To benchmark SynTracker against three state-of-the-art strain-comparison tools (MIDAS35, StrainPhlAn36 and inStrain28), we used a test performed in the literature28, in which these tools were used to classify strains as shared or nonshared at different average nucleotide identity (ANI) cutoffs. In this test, gut metagenomic samples obtained from three pairs of premature infant twins were used. As the ground truth, conspecific strains residing in unrelated infants were assumed to be different, while those residing in twin infant pairs were considered the same, based on previous findings37. In a similar manner, we used SynTracker to identify shared strains in these metagenomic samples over a range of APSS values. The reference genomes used in this analysis were the species-representative genomes (SRGs; MAGs assembled from the same metagenomic samples and clustered on the basis of ANI) obtained from the literature28.

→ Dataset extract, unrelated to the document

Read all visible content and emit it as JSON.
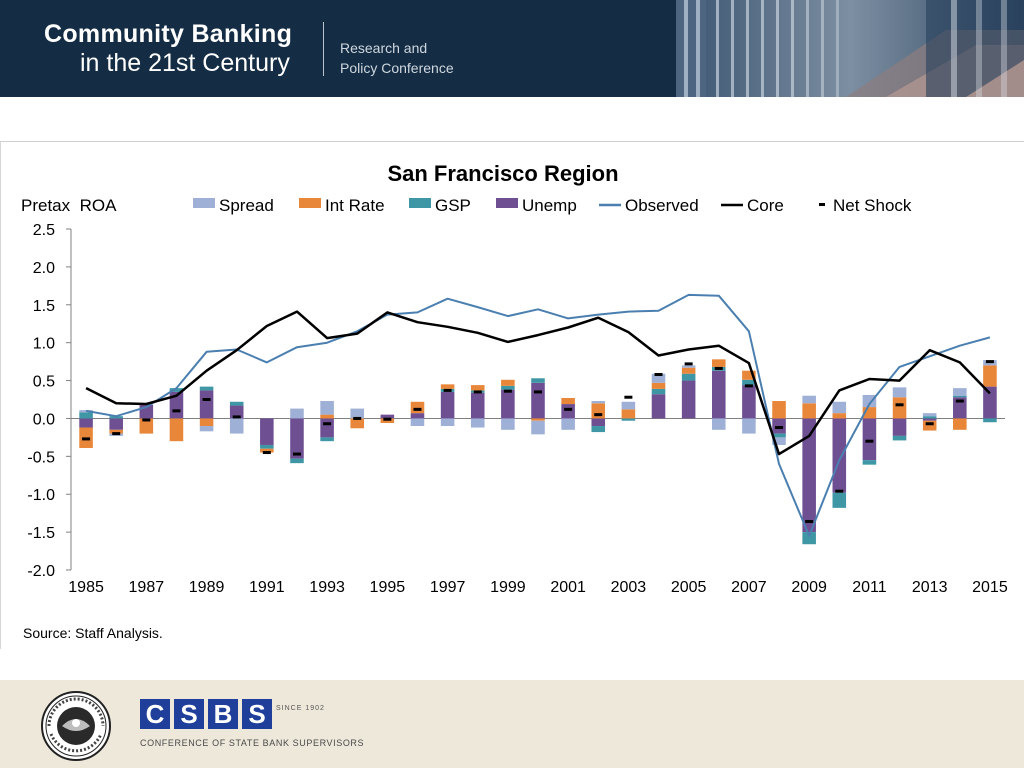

To determine the performance of each of the methods, we generated a receiver operating characteristic curve (ROC) for each tool and calculated the area under the curve (AUC), which is an indicator of its performance. SynTracker achieved the highest AUC value (0.93) among the previously published tools when using 40 regions per pairwise comparison (Fig. 6a). SynTracker proved to have the highest sensitivity, detecting 112 strain pairs compared to 85, 92 and 101 in StrainPhlAn, inStrain and MIDAS, respectively. Additionally, SynTracker proved to be the most effective tool when tracking plasmid and phage strains, outperforming inStrain (Fig. 6b).